Contrary to popular belief, stealing someone's digital identity is a snap. It almost seems as though the more we use digital identities, the easier they are to swipe. The reason can be attributed to general carelessness or perhaps outright ignorance, but whatever the case, letting your digital identity fall into the wrong hands can expose you and your organization to a world of headaches.

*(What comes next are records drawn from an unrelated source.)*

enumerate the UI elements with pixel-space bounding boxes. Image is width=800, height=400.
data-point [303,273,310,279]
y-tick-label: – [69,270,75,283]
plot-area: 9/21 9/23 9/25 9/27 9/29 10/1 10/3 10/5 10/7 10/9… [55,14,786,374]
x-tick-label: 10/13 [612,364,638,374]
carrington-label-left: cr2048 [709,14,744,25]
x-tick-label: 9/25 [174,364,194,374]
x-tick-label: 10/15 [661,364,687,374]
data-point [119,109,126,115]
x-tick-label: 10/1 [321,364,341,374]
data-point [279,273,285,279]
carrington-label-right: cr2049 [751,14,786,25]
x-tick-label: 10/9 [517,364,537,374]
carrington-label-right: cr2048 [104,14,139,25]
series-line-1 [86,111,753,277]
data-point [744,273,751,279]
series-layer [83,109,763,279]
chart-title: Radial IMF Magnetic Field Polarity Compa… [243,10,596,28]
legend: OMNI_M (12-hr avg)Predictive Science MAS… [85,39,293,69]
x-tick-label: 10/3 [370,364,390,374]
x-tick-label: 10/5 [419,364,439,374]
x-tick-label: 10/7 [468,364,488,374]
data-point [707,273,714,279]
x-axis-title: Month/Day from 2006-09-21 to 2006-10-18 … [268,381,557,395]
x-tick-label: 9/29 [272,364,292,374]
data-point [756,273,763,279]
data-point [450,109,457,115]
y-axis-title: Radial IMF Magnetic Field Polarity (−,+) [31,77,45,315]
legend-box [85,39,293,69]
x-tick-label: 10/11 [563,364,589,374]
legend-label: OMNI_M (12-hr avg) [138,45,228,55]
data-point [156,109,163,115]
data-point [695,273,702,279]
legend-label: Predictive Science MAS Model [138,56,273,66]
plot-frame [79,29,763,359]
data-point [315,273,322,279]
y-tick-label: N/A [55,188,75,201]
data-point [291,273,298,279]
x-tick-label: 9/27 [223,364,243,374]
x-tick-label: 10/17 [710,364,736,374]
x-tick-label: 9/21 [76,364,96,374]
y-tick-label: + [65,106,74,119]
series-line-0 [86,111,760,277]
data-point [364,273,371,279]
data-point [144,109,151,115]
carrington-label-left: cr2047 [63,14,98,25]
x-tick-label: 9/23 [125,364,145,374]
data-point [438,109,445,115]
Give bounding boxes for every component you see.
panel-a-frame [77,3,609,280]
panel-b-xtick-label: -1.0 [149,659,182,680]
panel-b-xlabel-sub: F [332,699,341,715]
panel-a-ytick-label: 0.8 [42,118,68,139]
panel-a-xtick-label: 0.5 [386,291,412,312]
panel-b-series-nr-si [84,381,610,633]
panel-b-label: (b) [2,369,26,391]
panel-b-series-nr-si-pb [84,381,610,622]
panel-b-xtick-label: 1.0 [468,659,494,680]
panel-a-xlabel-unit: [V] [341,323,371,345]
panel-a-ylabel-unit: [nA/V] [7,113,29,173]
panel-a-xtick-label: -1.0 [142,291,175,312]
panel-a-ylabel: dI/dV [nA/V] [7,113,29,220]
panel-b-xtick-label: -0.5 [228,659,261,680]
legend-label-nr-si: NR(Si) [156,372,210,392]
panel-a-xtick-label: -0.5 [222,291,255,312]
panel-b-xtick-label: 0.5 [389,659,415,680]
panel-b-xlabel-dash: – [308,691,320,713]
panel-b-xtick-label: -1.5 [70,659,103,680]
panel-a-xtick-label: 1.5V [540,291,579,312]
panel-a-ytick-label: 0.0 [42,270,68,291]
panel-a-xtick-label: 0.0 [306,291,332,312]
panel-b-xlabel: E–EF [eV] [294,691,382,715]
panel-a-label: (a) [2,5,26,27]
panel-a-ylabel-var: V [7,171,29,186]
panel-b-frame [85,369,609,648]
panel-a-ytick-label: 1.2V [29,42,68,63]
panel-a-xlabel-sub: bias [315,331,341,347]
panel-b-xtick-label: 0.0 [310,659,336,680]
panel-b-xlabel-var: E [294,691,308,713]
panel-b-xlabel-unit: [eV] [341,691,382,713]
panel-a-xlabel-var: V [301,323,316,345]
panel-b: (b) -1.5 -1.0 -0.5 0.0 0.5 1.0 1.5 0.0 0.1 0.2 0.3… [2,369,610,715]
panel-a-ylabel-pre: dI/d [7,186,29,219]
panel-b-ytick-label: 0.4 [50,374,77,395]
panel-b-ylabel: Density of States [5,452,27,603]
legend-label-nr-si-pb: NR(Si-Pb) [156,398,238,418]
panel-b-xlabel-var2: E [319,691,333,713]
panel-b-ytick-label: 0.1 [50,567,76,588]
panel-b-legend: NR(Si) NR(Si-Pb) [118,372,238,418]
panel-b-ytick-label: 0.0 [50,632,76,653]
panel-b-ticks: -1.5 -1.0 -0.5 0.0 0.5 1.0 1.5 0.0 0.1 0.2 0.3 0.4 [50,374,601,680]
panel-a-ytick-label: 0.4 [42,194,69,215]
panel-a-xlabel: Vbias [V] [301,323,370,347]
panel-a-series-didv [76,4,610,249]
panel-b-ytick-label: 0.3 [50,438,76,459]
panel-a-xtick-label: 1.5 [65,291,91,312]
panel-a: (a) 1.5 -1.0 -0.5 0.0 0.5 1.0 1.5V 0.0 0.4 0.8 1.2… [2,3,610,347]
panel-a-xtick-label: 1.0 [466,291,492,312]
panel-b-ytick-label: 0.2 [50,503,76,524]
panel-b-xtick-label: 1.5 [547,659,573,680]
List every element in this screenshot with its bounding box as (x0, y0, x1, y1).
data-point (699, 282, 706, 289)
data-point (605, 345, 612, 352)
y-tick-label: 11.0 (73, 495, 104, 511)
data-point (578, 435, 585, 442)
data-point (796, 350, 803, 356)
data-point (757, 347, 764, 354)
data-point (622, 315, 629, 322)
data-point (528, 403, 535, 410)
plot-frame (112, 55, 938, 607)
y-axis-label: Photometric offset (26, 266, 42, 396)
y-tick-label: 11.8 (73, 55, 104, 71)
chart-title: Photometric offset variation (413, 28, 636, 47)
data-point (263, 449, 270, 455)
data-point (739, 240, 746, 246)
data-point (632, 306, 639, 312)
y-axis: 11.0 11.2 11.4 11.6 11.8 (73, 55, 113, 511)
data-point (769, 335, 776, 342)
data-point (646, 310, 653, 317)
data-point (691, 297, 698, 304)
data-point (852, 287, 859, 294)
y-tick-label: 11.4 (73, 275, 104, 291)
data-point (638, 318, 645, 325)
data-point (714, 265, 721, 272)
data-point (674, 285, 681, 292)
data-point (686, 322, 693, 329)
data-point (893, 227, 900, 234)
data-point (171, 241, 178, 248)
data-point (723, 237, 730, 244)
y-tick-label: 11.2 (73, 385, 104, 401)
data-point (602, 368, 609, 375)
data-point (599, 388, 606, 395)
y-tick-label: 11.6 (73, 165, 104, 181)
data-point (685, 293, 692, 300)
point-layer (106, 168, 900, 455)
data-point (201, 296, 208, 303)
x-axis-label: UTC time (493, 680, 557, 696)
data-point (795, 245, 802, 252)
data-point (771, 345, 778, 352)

Case in point: I routinely use Pretty Good Privacy (PGP) and SMIME to secure e-mails and file transfers. Yet frequently, even somewhat knowledgeable IT security people get confused about which keys to use when. In order to for someone to send me encrypted content, I need to send that person my public key. Similarly, I need the recipient's public key so that I can send him or her encrypted content. We should never share private keys. That's why they are called private. Pretty simple -- or so you would think. More often than not, if the person isn't overly familiar with PGP/SMIME, even if they've been using it, they send me their private key.
Being the good citizen that I am, I delete their private key and ask again for their public key, explaining that with their private key, I could be them, for all digital purposes. About half the newly educated group then sends back my public key back or, if they're using PGP, their private key ring, which contains all their private keys. You might think that I'm making this stuff up, but it's pretty much been this way with PKI and PGP exchanges since they were invented. PGP's own Phil Zimmerman has often written on this subject.
Real and virtual converge
The danger of having your digital identity stolen is dire. Increasingly, our digital identities are us. I now pay 95 percent of my bills online. My digital self has platinum status with several major hotels and airlines. I get monthly refills on some of my supplements and my family's medication from online stores. Even my dog gets her medicine in the mail. I've had my personal e-mail address for over a decade.
Moreover, Xbox and everything that virtual world entails knows me by my Microsoft Live ID. Netflix only knows me through my Xbox profile. Talk to anyone who has accidentally misaligned their Live ID and Xbox profile. It's a frustrating experience to have your digital self not synced with your real self.